Ben ve sen translate Spanish
19,044 parallel translation
Ben kazanmak üzereydim ve kavgayı sen mi durdurdun?
¿ Estaba a punto de ganar y detienes la pelea?
Sen ve ben kamyonetimize gitmeliyiz, küçük bir cebe... kazanabilirsin?
Tú y yo deberíamos ir a mi camioneta, podrías ganarte algo de dinero.
Sen ve ben, büyük yatakta yanyanayız, zenci de...
Tú y yo en la cama, uno al lado del otro, y el hombre negro...

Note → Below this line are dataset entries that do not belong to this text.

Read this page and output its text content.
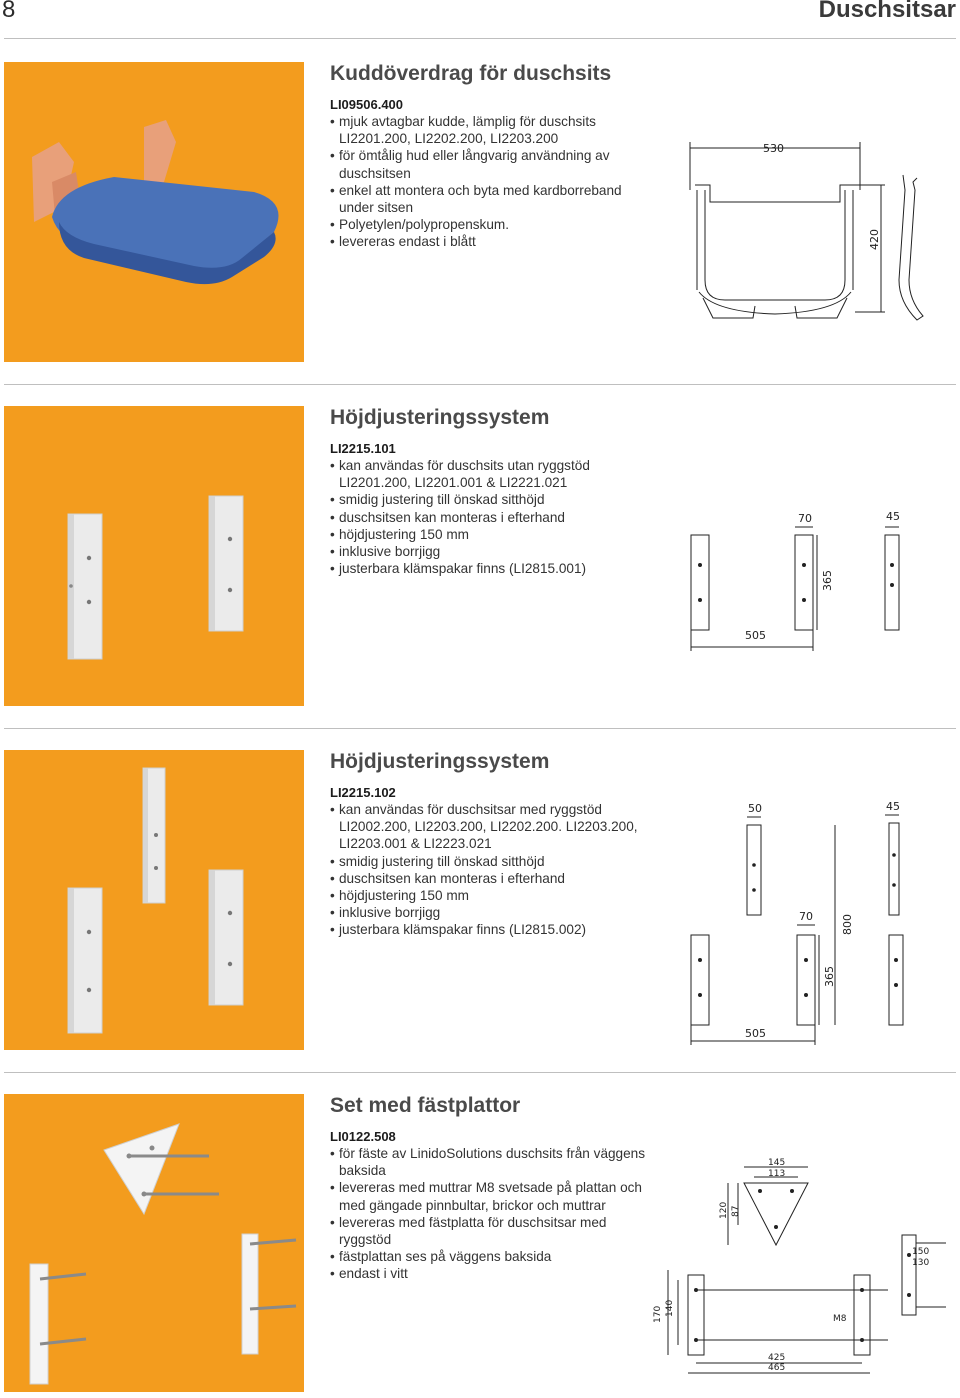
8	Duschsitsar
Kuddöverdrag för duschsits
LI09506.400
• mjuk avtagbar kudde, lämplig för duschsits LI2201.200, LI2202.200, LI2203.200
• för ömtålig hud eller långvarig användning av duschsitsen
• enkel att montera och byta med kardborreband under sitsen
• Polyetylen/polypropenskum.
• levereras endast i blått
530
420
Höjdjusteringssystem
LI2215.101
• kan användas för duschsits utan ryggstöd LI2201.200, LI2201.001 & LI2221.021
• smidig justering till önskad sitthöjd
• duschsitsen kan monteras i efterhand
• höjdjustering 150 mm
• inklusive borrjigg
• justerbara klämspakar finns (LI2815.001)
70	45
365
505
Höjdjusteringssystem
LI2215.102
• kan användas för duschsitsar med ryggstöd LI2002.200, LI2203.200, LI2202.200. LI2203.200, LI2203.001 & LI2223.021
• smidig justering till önskad sitthöjd
• duschsitsen kan monteras i efterhand
• höjdjustering 150 mm
• inklusive borrjigg
• justerbara klämspakar finns (LI2815.002)
50	45
70	800
365
505
Set med fästplattor
LI0122.508
• för fäste av LinidoSolutions duschsits från väggens baksida
• levereras med muttrar M8 svetsade på plattan och med gängade pinnbultar, brickor och muttrar
• levereras med fästplatta för duschsitsar med ryggstöd
• fästplattan ses på väggens baksida
• endast i vitt
145
113
120 87
150
130
170 140
M8
425
465
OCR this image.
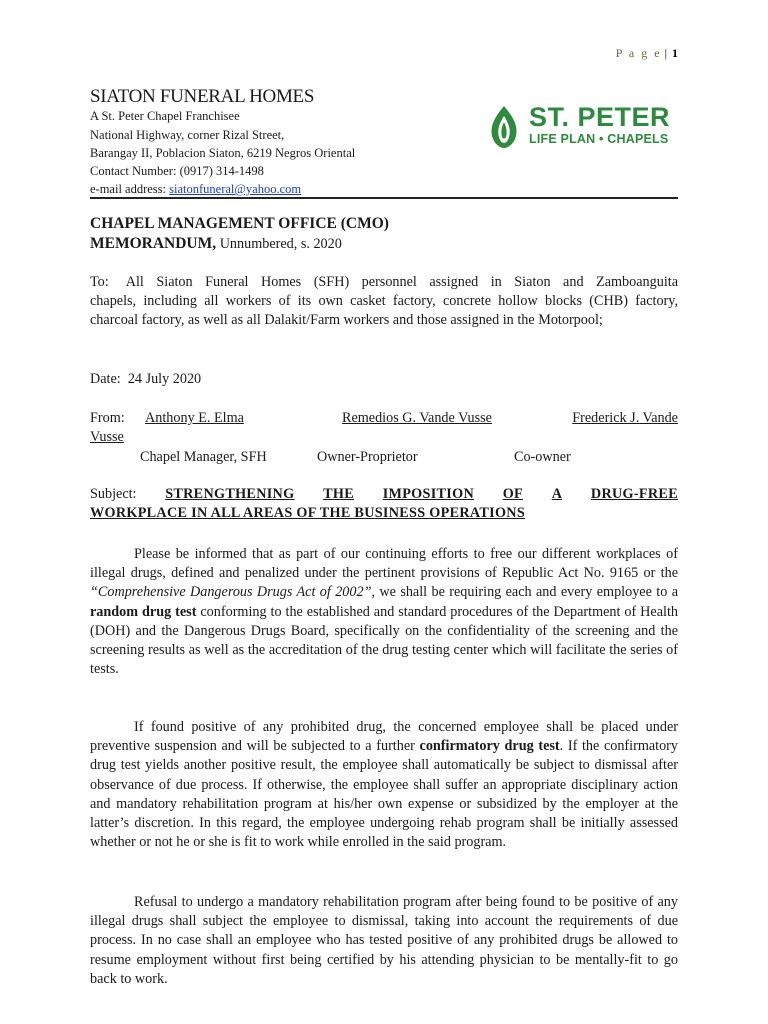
P a g e | 1
SIATON FUNERAL HOMES
A St. Peter Chapel Franchisee
National Highway, corner Rizal Street,
Barangay II, Poblacion Siaton, 6219 Negros Oriental
Contact Number: (0917) 314-1498
e-mail address: siatonfuneral@yahoo.com
ST. PETER
LIFE PLAN • CHAPELS
CHAPEL MANAGEMENT OFFICE (CMO)
MEMORANDUM, Unnumbered, s. 2020
To: All Siaton Funeral Homes (SFH) personnel assigned in Siaton and Zamboanguita
chapels, including all workers of its own casket factory, concrete hollow blocks (CHB) factory, charcoal factory, as well as all Dalakit/Farm workers and those assigned in the Motorpool;
Date: 24 July 2020
From: Anthony E. Elma	Remedios G. Vande Vusse	Frederick J. Vande
Vusse
Chapel Manager, SFH	Owner-Proprietor	Co-owner
Subject: STRENGTHENING THE IMPOSITION OF A DRUG-FREE
WORKPLACE IN ALL AREAS OF THE BUSINESS OPERATIONS
Please be informed that as part of our continuing efforts to free our different workplaces of illegal drugs, defined and penalized under the pertinent provisions of Republic Act No. 9165 or the “Comprehensive Dangerous Drugs Act of 2002”, we shall be requiring each and every employee to a random drug test conforming to the established and standard procedures of the Department of Health (DOH) and the Dangerous Drugs Board, specifically on the confidentiality of the screening and the screening results as well as the accreditation of the drug testing center which will facilitate the series of tests.
If found positive of any prohibited drug, the concerned employee shall be placed under preventive suspension and will be subjected to a further confirmatory drug test. If the confirmatory drug test yields another positive result, the employee shall automatically be subject to dismissal after observance of due process. If otherwise, the employee shall suffer an appropriate disciplinary action and mandatory rehabilitation program at his/her own expense or subsidized by the employer at the latter’s discretion. In this regard, the employee undergoing rehab program shall be initially assessed whether or not he or she is fit to work while enrolled in the said program.
Refusal to undergo a mandatory rehabilitation program after being found to be positive of any illegal drugs shall subject the employee to dismissal, taking into account the requirements of due process. In no case shall an employee who has tested positive of any prohibited drugs be allowed to resume employment without first being certified by his attending physician to be mentally-fit to go back to work.
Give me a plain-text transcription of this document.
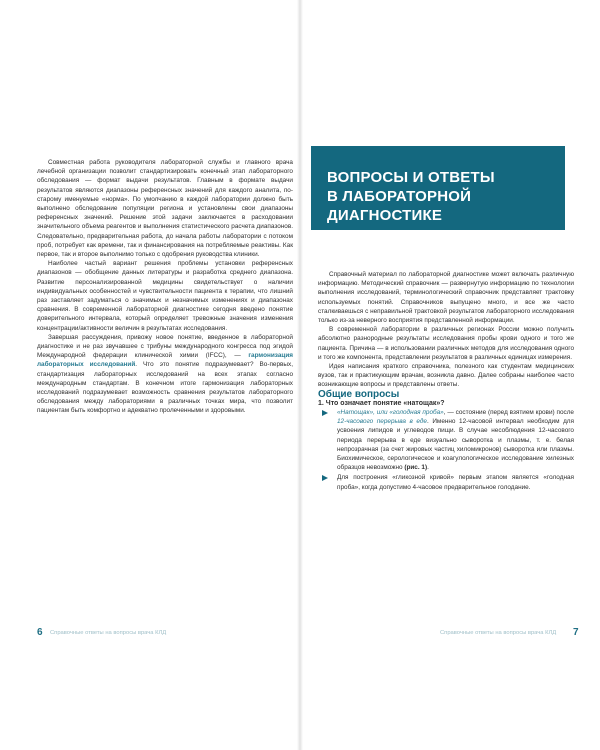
Совместная работа руководителя лабораторной службы и главного врача лечебной организации позволит стандартизировать конечный этап лабораторного обследования — формат выдачи результатов. Главным в формате выдачи результатов являются диапазоны референсных значений для каждого аналита, по-старому именуемые «норма». По умолчанию в каждой лаборатории должно быть выполнено обследование популяции региона и установлены свои диапазоны референсных значений. Решение этой задачи заключается в расходовании значительного объема реагентов и выполнения статистического расчета диапазонов. Следовательно, предварительная работа, до начала работы лаборатории с потоком проб, потребует как времени, так и финансирования на потребляемые реактивы. Как первое, так и второе выполнимо только с одобрения руководства клиники.

Наиболее частый вариант решения проблемы установки референсных диапазонов — обобщение данных литературы и разработка среднего диапазона. Развитие персонализированной медицины свидетельствует о наличии индивидуальных особенностей и чувствительности пациента к терапии, что лишний раз заставляет задуматься о значимых и незначимых изменениях и диапазонах сравнения. В современной лабораторной диагностике сегодня введено понятие доверительного интервала, который определяет тревожные значения изменения концентрации/активности величин в результатах исследования.

Завершая рассуждения, привожу новое понятие, введенное в лабораторной диагностике и не раз звучавшее с трибуны международного конгресса под эгидой Международной федерации клинической химии (IFCC), — гармонизация лабораторных исследований. Что это понятие подразумевает? Во-первых, стандартизация лабораторных исследований на всех этапах согласно международным стандартам. В конечном итоге гармонизация лабораторных исследований подразумевает возможность сравнения результатов лабораторного обследования между лабораториями в различных точках мира, что позволит пациентам быть комфортно и адекватно пролеченными и здоровыми.

6 Справочные ответы на вопросы врача КЛД
ВОПРОСЫ И ОТВЕТЫ
В ЛАБОРАТОРНОЙ ДИАГНОСТИКЕ

Справочный материал по лабораторной диагностике может включать различную информацию. Методический справочник — развернутую информацию по технологии выполнения исследований, терминологический справочник представляет трактовку используемых понятий. Справочников выпущено много, и все же часто сталкиваешься с неправильной трактовкой результатов лабораторного исследования только из-за неверного восприятия представленной информации.

В современной лаборатории в различных регионах России можно получить абсолютно разнородные результаты исследования пробы крови одного и того же пациента. Причина — в использовании различных методов для исследования одного и того же компонента, представлении результатов в различных единицах измерения.

Идея написания краткого справочника, полезного как студентам медицинских вузов, так и практикующим врачам, возникла давно. Далее собраны наиболее часто возникающие вопросы и представлены ответы.

Общие вопросы

1. Что означает понятие «натощак»?

«Натощак», или «голодная проба», — состояние (перед взятием крови) после 12-часового перерыва в еде. Именно 12-часовой интервал необходим для усвоения липидов и углеводов пищи. В случае несоблюдения 12-часового периода перерыва в еде визуально сыворотка и плазмы, т. е. белая непрозрачная (за счет жировых частиц хиломикронов) сыворотка или плазмы. Биохимическое, серологическое и коагулологическое исследование хилезных образцов невозможно (рис. 1).
Для построения «гликозной кривой» первым этапом является «голодная проба», когда допустимо 4-часовое предварительное голодание.
Справочные ответы на вопросы врача КЛД 7
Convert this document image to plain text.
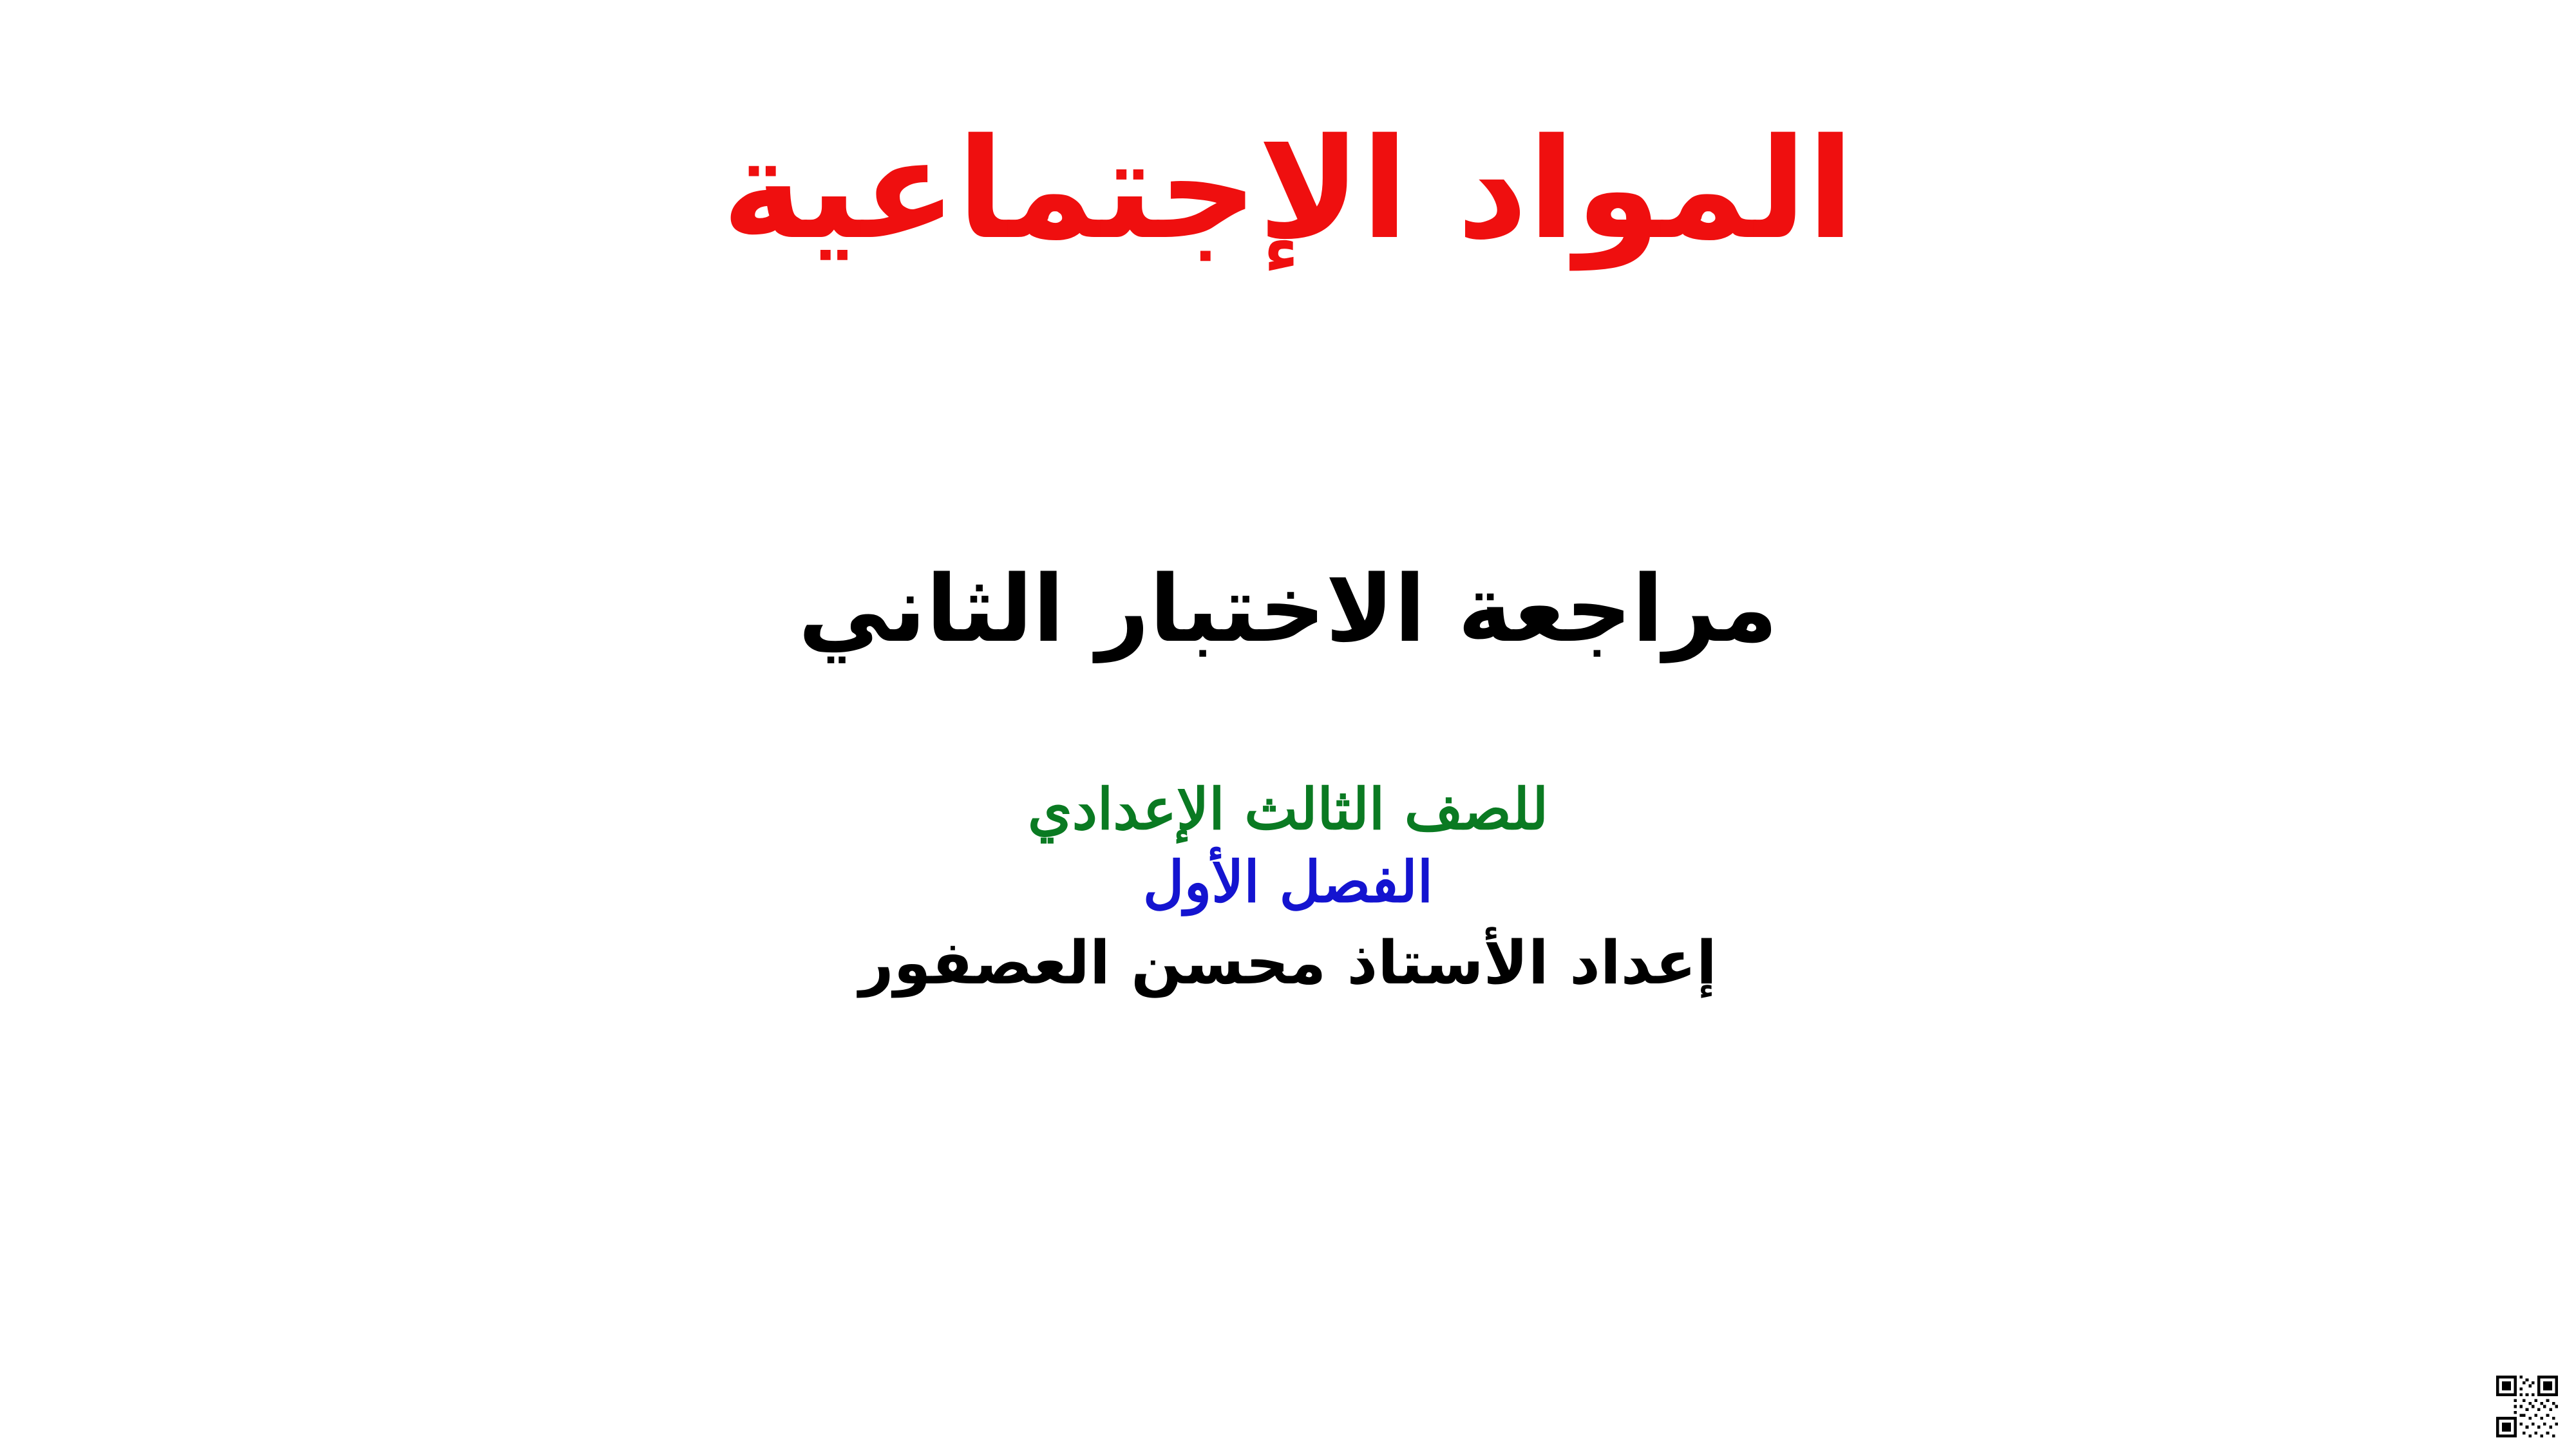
المواد الإجتماعية
مراجعة الاختبار الثاني
للصف الثالث الإعدادي
الفصل الأول
إعداد الأستاذ محسن العصفور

O bize geri dönmeyecek, sadece sen ve ben varız.
Pero ella no va a volver, estamos solo tú y yo.
Ben uyanığım ve sen de anadan doğma bir halde durup İncil'in üçüncü kısmını okuyorsun.
Estoy bien despierto, pero tú estás ahí de pie desnuda, tan claro como el día, leyendo del Libro del Levítico.
Sen o tarafa bak, ben de şuradan şansımı deneyeyim.
Tú ve por allí... y yo iré por aquí.
Sen ve senin gibiler üzgün, sıradan hayatlarınızı yaşarken ben evrimin sınırlarını genişletiyordum.
Mientras tú y otros como tú vivíais vuestras vidas tristes y ordinarias, yo empujaba los límites de la evolución.
Ben kuzeye bakarım Jake sen de batıya bak.
Yo iré al norte. Jake, tú ve al oeste.
- Deh, deh. Ben merkezin basit ve anlaşılır bir videosu olsun istemiştim sen istemediğim bir şey ekledin buna : canlı ve enerjik olma.
Solo quería un simple y sencillo vídeo de presentación... y usted ha añadido el único ingrediente que no quería... chispa.
Çünkü ben amcamın serin amca ve sen teyze serin.
Porque soy el tío genial, y tú la tía genial.
Biz. Sen ve ben.
"Le reventamos".
Sen bir kedi terbiyecisisin ve ben de hâlâ bir kedi olduğuma eminim.
Eres un encantador de gatos, ¡ y yo aún soy un gato!
Sadece suçlu hissediyorsun çünkü sadece sen ve ben varız.
Te sientes culpable pues solo somos tú y yo.
Sahilde bir yerlere gitmeliyiz. Sadece sen ve ben.
Deberíamos viajar por la costa.
Sadece... sadece sen ve ben, anlıyormusun?
Solo... nosotros dos, ¿ sabes?
Sadece sen ve ben olsakta iyi olabileceğini düşünmüştüm.
Pero creí que estábamos bien siendo solo tú y yo.
Sen ona öfkeni kusuyorken ve şikayet yazıyorken ben onun zayıf noktalarını öğreniyordum. Ve doğru zaman geldiğinde onu arkasından bıçaklayacağım.
Mientras tú haces tus pataletas poniendo quejas, he descubierto sus debilidades y en el momento adecuado, le clavaré una puñalada.
Sen ve ben oraya gittiğimizde bu işi hızlıca halledebiliriz.
Aquí es donde tú y yo entramos. Vamos a arreglar ese trabajo realmente rápido.
Sen ve ben oldukça iyi bir takım olacağız.
Tú y yo vamos a hacer un buen equipo.
Ben kasabaya indim ve sen ihbar ettin.
Fui a la ciudad y los entregué.
Ben ateşi yaktım ve sen de kaçtın!
Yo la incendié y tú corriste.
Carol, bu demek oluyor ki, sen ve ben yeniden birlikte olabileceğiz.
- Por favor, papá. Oh, Carol, eso significa que tú y yo podemos estar juntos otra vez.
- Yine yalnızca sen ve ben varız öyleyse, değil mi?
Así que solo somos tú y yo otra vez, ¿ verdad?
Sen ve ben çok meşgul olacağız.
Tú y yo vamos a estar muy ocupados.
Mesele yalnızca sen ve ben değiliz.
Esto no es solo sobre tú y yo.
Belki sen ve ben son kararı birlikte aldık. Belki de almadık. Bırakalım da tahmin yürütsünler.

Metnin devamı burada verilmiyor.